🤖 AI Summary
Overly permissive Kubernetes configurations—such as excessively broad RBAC permissions and overly open network policies—facilitate privilege escalation and lateral movement, yet existing approaches rely predominantly on static analysis, failing to capture dynamic runtime requirements. This paper introduces KubeGuard, the first runtime log-driven, LLM-augmented framework for minimal-privilege configuration optimization. KubeGuard employs a modular prompt chain to jointly analyze YAML manifests and cluster runtime logs, translating observed operational behavior into actionable, security-compliant configuration recommendations. It automatically generates and refines RBAC roles, network policies, and deployment resource constraints.

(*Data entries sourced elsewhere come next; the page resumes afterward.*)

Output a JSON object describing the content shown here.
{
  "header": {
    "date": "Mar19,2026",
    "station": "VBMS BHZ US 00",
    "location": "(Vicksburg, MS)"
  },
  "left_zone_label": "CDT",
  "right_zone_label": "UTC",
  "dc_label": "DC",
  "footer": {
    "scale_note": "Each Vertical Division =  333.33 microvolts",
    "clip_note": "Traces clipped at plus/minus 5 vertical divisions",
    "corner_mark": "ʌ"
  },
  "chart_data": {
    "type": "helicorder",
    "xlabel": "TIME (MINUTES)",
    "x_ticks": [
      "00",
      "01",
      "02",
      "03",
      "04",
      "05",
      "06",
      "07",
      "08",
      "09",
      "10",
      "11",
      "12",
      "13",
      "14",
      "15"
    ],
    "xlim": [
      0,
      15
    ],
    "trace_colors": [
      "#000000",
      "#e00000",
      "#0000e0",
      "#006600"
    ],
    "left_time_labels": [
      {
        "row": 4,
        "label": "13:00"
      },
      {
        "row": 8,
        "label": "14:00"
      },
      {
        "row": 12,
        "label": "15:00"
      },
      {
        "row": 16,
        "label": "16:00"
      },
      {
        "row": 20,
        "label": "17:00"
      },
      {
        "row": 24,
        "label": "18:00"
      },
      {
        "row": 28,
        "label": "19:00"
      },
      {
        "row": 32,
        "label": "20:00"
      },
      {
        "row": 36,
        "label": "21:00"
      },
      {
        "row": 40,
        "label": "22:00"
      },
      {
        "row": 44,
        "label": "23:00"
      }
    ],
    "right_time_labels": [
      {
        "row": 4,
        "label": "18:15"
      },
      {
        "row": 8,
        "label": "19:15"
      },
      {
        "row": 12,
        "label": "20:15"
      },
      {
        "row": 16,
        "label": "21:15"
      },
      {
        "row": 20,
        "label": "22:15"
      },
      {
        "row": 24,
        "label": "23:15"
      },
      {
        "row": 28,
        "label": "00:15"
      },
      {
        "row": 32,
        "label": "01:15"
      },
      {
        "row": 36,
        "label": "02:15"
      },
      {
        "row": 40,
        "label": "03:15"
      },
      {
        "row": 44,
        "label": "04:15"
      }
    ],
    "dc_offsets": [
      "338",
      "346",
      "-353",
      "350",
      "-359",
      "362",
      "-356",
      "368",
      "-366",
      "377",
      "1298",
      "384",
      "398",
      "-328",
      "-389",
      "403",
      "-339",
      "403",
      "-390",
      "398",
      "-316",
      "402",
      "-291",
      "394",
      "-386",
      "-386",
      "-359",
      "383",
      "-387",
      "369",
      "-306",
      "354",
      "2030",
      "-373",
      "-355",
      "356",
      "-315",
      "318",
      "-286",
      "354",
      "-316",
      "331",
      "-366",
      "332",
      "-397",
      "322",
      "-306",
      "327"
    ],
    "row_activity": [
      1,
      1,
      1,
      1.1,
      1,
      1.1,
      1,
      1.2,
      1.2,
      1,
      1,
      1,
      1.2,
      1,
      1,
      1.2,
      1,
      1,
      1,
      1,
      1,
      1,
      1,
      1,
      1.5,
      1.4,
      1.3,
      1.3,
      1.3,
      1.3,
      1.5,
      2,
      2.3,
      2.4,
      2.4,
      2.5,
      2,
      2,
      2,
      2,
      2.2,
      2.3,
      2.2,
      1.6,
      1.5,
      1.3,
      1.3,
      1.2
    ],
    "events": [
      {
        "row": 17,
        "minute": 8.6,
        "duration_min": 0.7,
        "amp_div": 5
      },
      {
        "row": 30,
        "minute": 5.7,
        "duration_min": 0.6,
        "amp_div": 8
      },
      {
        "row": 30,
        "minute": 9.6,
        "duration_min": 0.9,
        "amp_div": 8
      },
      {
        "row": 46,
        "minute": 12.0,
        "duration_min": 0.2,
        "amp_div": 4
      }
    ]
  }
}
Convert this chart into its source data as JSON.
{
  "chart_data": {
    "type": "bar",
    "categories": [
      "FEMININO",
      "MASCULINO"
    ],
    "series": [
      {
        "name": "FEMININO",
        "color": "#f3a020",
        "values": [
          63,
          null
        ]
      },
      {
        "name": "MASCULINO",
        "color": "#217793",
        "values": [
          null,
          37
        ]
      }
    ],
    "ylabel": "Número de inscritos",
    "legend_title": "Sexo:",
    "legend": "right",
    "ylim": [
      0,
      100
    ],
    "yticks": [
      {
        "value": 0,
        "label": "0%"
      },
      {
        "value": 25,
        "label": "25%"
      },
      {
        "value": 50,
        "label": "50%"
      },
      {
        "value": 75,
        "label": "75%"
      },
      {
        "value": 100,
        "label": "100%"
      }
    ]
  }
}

Experimental evaluation demonstrates that KubeGuard significantly outperforms baseline methods in precision, recall, and F1-score, while supporting both proprietary and open-source LLMs. By grounding configuration hardening in actual runtime behavior, KubeGuard effectively bridges the gap between declarative security policies and operational reality.
📝 Abstract
The widespread adoption of Kubernetes (K8s) for orchestrating cloud-native applications has introduced significant security challenges, such as misconfigured resources and overly permissive configurations. Failing to address these issues can result in unauthorized access, privilege escalation, and lateral movement within clusters. Most existing K8s security solutions focus on detecting misconfigurations, typically through static analysis or anomaly detection. In contrast, this paper presents KubeGuard, a novel runtime log-driven recommender framework aimed at mitigating risks by addressing overly permissive configurations. KubeGuard is designed to harden K8s environments through two complementary tasks: Resource Creation and Resource Refinement. It leverages large language models (LLMs) to analyze manifests and runtime logs reflecting actual system behavior, using modular prompt-chaining workflows. This approach enables KubeGuard to create least-privilege configurations for new resources and refine existing manifests to reduce the attack surface. KubeGuard's output manifests are presented as recommendations that users (e.g., developers and operators) can review and adopt to enhance cluster security. Our evaluation demonstrates that KubeGuard effectively generates and refines K8s manifests for Roles, NetworkPolicies, and Deployments, leveraging both proprietary and open-source LLMs. The high precision, recall, and F1-scores affirm KubeGuard's practicality as a framework that translates runtime observability into actionable, least-privilege configuration guidance.